Grant showed her why twice. The second time he was almost too tired to perform. Terri recognized his fatigue and held him in her arms until he fell asleep. The last thing he remembered was the lace curtains struggling to hold back the daylight. The curtains reminded him of the first time they’d met at Logan International and the curtains of her hotel room. Lace curtain Irish. It appeared that curtains had more to say about the world than Grant ever imagined.
He slept deep and hard. A dark sleep that always helped him when he worked the night shift. He should have slept longer but the telephone woke him up. The sun had barely moved across the sky. It was still morning. The ring tone was loud and alien. Not like an English telephone. He climbed up from the depths. Terri answered the bedside phone, then held it out for Grant.
The captain didn’t mince his words.
“My office. Now.”
CHAPTER EIGHT
Sam Kincaid headed Grant off at the front desk. The District E13 police station at Jamaica Plain had become as familiar to Grant as working Ecclesfield Division back in Yorkshire. He’d been a thorn in Inspector Speedhoff’s side his entire time at Ecclesfield Police Station, so being called into the office for a bollocking had been more common in Yorkshire than Boston. Up until now.
Kincaid pushed off from the public counter and collared Grant as soon as he came through the front door. The senior detective gestured Grant into the interview room and closed the door.
“What the fuck did you do?”
“Nothing you wouldn’t have done.”
Kincaid leaned his back against the door. “I wouldn’t have pissed off half the top brass.”
Grant sat on the edge of the table and tilted his head to one side. He didn’t say anything, letting the silence speak for itself. Good interview technique when you wanted the prisoner to incriminate himself. The silence worked on Kincaid as well.
“Okay, so maybe I would. But I’d have been a damn sight more diplomatic than you seem to have been.”
Grant folded his arms across his chest.
“We talking about the boy with the singed hair, the dipstick father, or the jumped-up prick at Beacon Hill?”
Grant would have put money on the jumped-up prick.
Kincaid rolled his eyes. “What the fuck’s a dipstick?”
Grant smiled.
“I take it that means you know what a jumped-up prick is.”
“I do. And this jumped-up prick’s lit a fire under City Hall that’s gonna do more than singe your hair.”

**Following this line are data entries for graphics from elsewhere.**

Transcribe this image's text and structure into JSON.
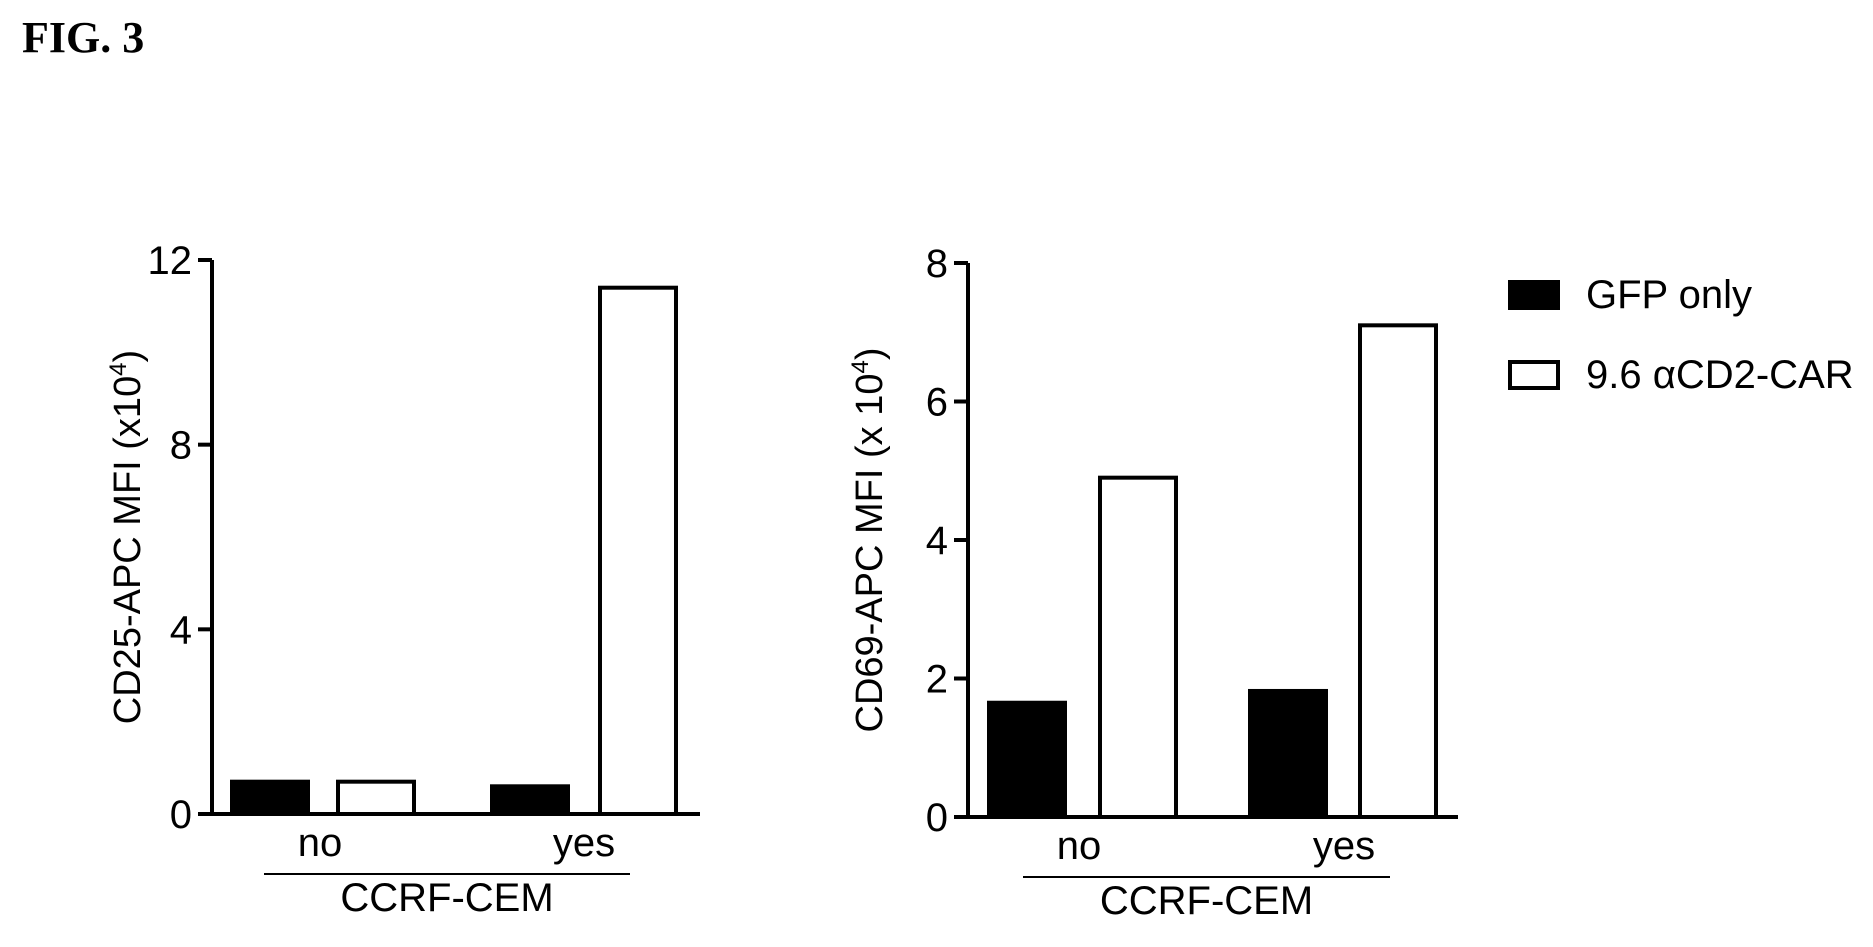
{
  "figure_label": "FIG. 3",
  "legend": {
    "items": [
      {
        "label": "GFP only",
        "fill": "#000000"
      },
      {
        "label": "9.6 αCD2-CAR",
        "fill": "#ffffff"
      }
    ]
  },
  "chart_data": [
    {
      "type": "bar",
      "ylabel_main": "CD25-APC MFI (x10",
      "ylabel_exp": "4",
      "ylabel_close": ")",
      "ylim": [
        0,
        12
      ],
      "yticks": [
        "0",
        "4",
        "8",
        "12"
      ],
      "categories": [
        "no",
        "yes"
      ],
      "group_label": "CCRF-CEM",
      "series": [
        {
          "name": "GFP only",
          "values": [
            0.7,
            0.6
          ]
        },
        {
          "name": "9.6 αCD2-CAR",
          "values": [
            0.7,
            11.4
          ]
        }
      ]
    },
    {
      "type": "bar",
      "ylabel_main": "CD69-APC MFI (x 10",
      "ylabel_exp": "4",
      "ylabel_close": ")",
      "ylim": [
        0,
        8
      ],
      "yticks": [
        "0",
        "2",
        "4",
        "6",
        "8"
      ],
      "categories": [
        "no",
        "yes"
      ],
      "group_label": "CCRF-CEM",
      "series": [
        {
          "name": "GFP only",
          "values": [
            1.65,
            1.82
          ]
        },
        {
          "name": "9.6 αCD2-CAR",
          "values": [
            4.9,
            7.1
          ]
        }
      ]
    }
  ]
}
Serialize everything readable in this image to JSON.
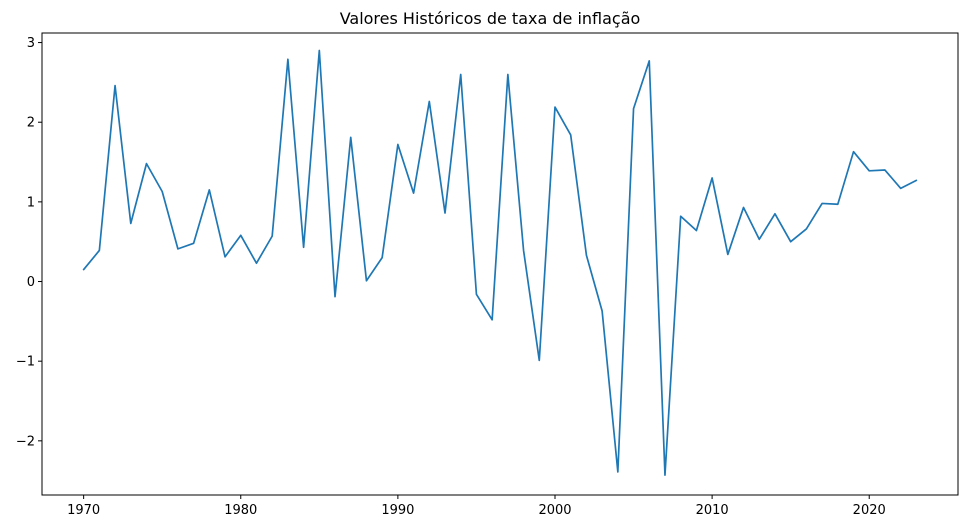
{
  "chart_data": {
    "type": "line",
    "title": "Valores Históricos de taxa de inflação",
    "xlabel": "",
    "ylabel": "",
    "x_ticks": [
      "1970",
      "1980",
      "1990",
      "2000",
      "2010",
      "2020"
    ],
    "y_ticks": [
      "3",
      "2",
      "1",
      "0",
      "−1",
      "−2"
    ],
    "xlim": [
      1967.35,
      2025.65
    ],
    "ylim": [
      -2.68,
      3.12
    ],
    "grid": false,
    "legend": "none",
    "series": [
      {
        "color": "#1f77b4",
        "x": [
          1970,
          1971,
          1972,
          1973,
          1974,
          1975,
          1976,
          1977,
          1978,
          1979,
          1980,
          1981,
          1982,
          1983,
          1984,
          1985,
          1986,
          1987,
          1988,
          1989,
          1990,
          1991,
          1992,
          1993,
          1994,
          1995,
          1996,
          1997,
          1998,
          1999,
          2000,
          2001,
          2002,
          2003,
          2004,
          2005,
          2006,
          2007,
          2008,
          2009,
          2010,
          2011,
          2012,
          2013,
          2014,
          2015,
          2016,
          2017,
          2018,
          2019,
          2020,
          2021,
          2022,
          2023
        ],
        "values": [
          0.15,
          0.39,
          2.46,
          0.73,
          1.48,
          1.13,
          0.41,
          0.48,
          1.15,
          0.31,
          0.58,
          0.23,
          0.57,
          2.79,
          0.43,
          2.9,
          -0.19,
          1.81,
          0.01,
          0.3,
          1.72,
          1.11,
          2.26,
          0.86,
          2.6,
          -0.16,
          -0.48,
          2.6,
          0.39,
          -0.99,
          2.19,
          1.84,
          0.33,
          -0.37,
          -2.39,
          2.17,
          2.77,
          -2.43,
          0.82,
          0.64,
          1.3,
          0.34,
          0.93,
          0.53,
          0.85,
          0.5,
          0.66,
          0.98,
          0.97,
          1.63,
          1.39,
          1.4,
          1.17,
          1.27
        ]
      }
    ]
  }
}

Grant brushed his eyebrows. “You noticed.”
There was a knock on the door. Kincaid stepped aside a
nd opened it.
The desk sergeant stuck his head through the gap. “When you two lover boys have finished, Captain’s waiting.”

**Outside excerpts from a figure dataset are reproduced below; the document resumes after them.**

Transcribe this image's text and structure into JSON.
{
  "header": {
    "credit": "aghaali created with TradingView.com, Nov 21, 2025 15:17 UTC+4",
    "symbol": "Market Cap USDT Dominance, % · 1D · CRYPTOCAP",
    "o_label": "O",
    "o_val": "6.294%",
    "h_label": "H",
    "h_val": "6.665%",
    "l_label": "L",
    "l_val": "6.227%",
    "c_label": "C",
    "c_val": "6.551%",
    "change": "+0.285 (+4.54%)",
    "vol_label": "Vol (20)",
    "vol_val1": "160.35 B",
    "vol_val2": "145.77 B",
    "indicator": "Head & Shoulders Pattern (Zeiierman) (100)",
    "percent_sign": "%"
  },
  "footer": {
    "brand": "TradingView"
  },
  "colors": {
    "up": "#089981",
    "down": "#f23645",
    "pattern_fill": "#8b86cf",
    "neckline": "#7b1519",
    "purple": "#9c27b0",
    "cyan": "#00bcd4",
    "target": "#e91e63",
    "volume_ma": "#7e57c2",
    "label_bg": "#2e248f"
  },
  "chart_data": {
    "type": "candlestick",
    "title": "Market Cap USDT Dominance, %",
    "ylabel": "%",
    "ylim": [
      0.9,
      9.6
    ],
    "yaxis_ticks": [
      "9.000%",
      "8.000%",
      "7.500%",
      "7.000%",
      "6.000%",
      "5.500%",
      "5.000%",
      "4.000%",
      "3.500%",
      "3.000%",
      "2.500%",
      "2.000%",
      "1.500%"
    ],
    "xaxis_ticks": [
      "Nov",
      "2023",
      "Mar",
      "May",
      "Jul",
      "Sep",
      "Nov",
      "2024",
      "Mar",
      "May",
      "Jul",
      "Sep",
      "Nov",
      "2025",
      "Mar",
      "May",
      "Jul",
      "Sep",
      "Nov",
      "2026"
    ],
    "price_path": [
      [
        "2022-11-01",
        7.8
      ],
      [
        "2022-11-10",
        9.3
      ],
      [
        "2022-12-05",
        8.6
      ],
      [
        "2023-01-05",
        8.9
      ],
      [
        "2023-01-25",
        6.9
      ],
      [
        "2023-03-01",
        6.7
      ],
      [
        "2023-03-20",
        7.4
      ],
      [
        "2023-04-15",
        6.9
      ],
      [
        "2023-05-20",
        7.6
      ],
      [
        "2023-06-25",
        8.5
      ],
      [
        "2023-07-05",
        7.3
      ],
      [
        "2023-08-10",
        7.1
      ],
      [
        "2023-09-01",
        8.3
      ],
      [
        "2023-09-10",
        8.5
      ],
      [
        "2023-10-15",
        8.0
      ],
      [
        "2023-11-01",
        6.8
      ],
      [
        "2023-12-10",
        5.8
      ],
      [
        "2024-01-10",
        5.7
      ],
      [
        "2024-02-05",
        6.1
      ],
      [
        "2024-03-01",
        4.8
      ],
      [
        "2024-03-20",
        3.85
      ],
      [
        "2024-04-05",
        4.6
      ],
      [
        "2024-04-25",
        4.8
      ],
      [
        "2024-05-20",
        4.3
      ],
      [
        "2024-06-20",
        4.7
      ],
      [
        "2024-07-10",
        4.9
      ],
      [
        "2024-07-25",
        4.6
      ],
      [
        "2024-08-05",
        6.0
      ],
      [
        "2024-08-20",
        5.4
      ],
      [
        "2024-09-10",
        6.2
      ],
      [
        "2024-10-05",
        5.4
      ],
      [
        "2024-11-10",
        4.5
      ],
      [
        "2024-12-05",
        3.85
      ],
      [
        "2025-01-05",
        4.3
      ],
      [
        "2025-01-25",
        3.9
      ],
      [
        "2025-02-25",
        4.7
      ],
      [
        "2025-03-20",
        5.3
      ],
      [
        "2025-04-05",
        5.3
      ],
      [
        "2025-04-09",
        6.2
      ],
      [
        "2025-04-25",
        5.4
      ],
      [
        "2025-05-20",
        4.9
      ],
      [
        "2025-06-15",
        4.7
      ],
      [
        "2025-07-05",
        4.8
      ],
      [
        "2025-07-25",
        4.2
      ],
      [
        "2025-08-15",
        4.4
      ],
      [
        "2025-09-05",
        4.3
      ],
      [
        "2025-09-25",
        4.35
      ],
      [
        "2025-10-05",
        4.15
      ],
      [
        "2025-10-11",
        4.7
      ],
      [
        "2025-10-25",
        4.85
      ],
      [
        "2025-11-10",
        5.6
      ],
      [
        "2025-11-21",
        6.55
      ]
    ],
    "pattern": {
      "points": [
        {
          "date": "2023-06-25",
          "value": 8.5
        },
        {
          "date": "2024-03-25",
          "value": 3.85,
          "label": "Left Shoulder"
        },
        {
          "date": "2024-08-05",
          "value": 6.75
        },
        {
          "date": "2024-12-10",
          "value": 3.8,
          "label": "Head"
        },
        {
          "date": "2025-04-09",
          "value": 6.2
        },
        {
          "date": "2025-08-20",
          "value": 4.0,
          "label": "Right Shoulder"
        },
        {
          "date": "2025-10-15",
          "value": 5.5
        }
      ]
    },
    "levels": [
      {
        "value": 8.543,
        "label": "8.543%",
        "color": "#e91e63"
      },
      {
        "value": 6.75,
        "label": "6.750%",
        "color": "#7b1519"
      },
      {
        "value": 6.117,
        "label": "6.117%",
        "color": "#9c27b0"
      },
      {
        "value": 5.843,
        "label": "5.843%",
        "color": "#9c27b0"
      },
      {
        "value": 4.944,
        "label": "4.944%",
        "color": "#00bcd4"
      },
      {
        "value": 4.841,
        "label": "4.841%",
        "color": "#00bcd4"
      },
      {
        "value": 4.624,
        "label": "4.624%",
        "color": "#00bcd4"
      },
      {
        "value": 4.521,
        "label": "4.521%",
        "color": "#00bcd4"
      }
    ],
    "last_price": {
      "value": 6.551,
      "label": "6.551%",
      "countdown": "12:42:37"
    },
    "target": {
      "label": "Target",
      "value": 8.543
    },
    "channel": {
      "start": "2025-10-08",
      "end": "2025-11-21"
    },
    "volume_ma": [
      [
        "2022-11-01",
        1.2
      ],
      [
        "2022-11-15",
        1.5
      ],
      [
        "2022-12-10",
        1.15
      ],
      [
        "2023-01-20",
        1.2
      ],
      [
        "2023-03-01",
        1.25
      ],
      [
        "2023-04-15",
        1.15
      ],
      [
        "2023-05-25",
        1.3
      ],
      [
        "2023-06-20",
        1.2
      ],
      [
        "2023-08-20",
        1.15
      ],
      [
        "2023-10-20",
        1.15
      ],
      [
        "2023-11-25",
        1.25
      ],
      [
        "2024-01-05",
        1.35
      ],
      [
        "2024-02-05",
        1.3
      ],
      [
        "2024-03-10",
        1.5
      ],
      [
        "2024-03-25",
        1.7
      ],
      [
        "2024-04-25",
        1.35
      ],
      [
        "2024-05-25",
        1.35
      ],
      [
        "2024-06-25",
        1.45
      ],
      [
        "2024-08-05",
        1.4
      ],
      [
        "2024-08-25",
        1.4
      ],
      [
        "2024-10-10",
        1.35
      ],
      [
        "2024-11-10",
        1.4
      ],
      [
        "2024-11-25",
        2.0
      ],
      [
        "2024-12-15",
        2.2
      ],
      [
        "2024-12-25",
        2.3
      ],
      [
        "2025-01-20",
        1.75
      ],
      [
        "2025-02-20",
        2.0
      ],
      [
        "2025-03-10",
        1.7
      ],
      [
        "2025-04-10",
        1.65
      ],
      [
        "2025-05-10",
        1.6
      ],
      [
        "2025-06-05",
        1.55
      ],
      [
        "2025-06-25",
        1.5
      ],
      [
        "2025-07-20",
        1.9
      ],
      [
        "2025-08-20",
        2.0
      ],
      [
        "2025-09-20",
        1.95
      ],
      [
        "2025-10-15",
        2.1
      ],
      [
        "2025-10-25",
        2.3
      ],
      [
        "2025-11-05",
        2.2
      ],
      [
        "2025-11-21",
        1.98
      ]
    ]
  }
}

Kincaid nodded at Sergeant O’Rourke. “Be right up.”
O’Rourke retreated back to his desk. Kincaid held the door open and Grant took the hint. He left the interview room and crossed the lobby. O’Rourke pressed a button under the counter and the lock release buzzed on the door into the main station. Grant and Kincaid went through side by side. The best way for frontline cops to face the music.
Captain Bill Hoyt was sitting behind his desk when the knock came on the door. He was the youngest district commander in the Boston Police Department at thirty-five. He was quiet spoken and polite. His age couldn’t hide the inner steel that got him promoted and his calm tone couldn’t hide the anger seething just beneath the surface.
“Come in, gentlemen.”
The captain’s office was on the first floor—second floor in America, Grant corrected himself—at the far end of the main corridor overlooking the rear parking lot, the opposite end of the station from the detectives’ squad room. Opposite end of the spectrum from frontline police work. Pretty much the same as every police force in the world. The higher up the ladder you climbed, the more removed from real police work you became. Hoyt was going to be a flyer. He’d be on accelerated promotion if he could just keep out of trouble. Keeping out of trouble meant making sure his loose cannons were securely fastened on deck. Hoyt’s loose cannon came from Yorkshire. He spoke to both detectives but focussed on Grant.
“Take a seat.”
Grant couldn’t resist. “Take it where?”
Hoyt’s tone became harsher, but he still didn’t raise his voice. “Take it to the butt of your pants and sit down.”